The damage to the community is huge because of the drug smugglers and the Pain their filth causes.
Plenty more but you get the idea huh.
Suppose these lot get it over and done with quickly so not barbaric at all.
but do spare a thought for some of the others who will be executed tonight, notably the filipino girl and the mentally ill brazilian man who by all accounts are as good as innocent and have been stitched up like kippers merely to make a point by the execrable indonesian police and justice system.
Terry I think we can sum up the total of your 42 posts on this thread by simply stating you are pro death penalty for drug dealers.
Ok we got it now stfu you obviously have nothing more to add.
How many members here can claim that they make the laws, control the laws, in fact I know we are all part of a big machine we have no control over?
Accept it with disdian and disgust and survive...............otherwise the big wheel will run over you!
I purposely have not entered into any discussion regards any of the others simply because I have not followed their cases.
What you say may be true, I simply do not know so I do not go there.

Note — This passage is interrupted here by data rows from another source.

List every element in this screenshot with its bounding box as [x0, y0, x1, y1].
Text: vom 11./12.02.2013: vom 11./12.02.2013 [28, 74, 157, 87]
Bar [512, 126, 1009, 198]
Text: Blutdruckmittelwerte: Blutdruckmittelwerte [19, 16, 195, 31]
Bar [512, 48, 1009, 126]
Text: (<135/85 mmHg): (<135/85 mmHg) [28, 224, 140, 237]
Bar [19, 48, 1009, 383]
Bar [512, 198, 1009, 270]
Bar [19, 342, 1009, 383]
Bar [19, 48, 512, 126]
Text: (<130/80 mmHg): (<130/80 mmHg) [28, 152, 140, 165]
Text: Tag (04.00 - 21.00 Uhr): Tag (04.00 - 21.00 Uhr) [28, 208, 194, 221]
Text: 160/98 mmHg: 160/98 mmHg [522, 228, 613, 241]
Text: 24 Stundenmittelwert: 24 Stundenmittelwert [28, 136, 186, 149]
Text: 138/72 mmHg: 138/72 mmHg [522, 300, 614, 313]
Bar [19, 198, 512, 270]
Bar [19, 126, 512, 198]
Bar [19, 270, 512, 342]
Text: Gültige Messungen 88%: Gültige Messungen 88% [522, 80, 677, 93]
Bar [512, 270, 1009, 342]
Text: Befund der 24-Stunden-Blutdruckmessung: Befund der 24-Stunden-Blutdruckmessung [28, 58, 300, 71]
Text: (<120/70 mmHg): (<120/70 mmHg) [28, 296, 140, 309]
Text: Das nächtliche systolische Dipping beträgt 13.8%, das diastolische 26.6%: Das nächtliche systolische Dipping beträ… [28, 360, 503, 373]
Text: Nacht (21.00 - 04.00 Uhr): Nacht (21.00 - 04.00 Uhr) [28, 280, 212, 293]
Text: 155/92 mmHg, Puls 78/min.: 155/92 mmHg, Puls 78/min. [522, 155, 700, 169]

What I do know is why the Two Australians will die in 2 hours and fifty minutes.
The facts are crystal clear on why they are now where they are.
And you think that its right that they should die?Originally Posted by terry57
^
Do you think its right that you come in at the arse end of the thread and start posting up shit. ?
Read the fucker from the get go and then come back huh.
Do you think it is right that around a million Iraqi's died? And, for what? Lets get our priorities right.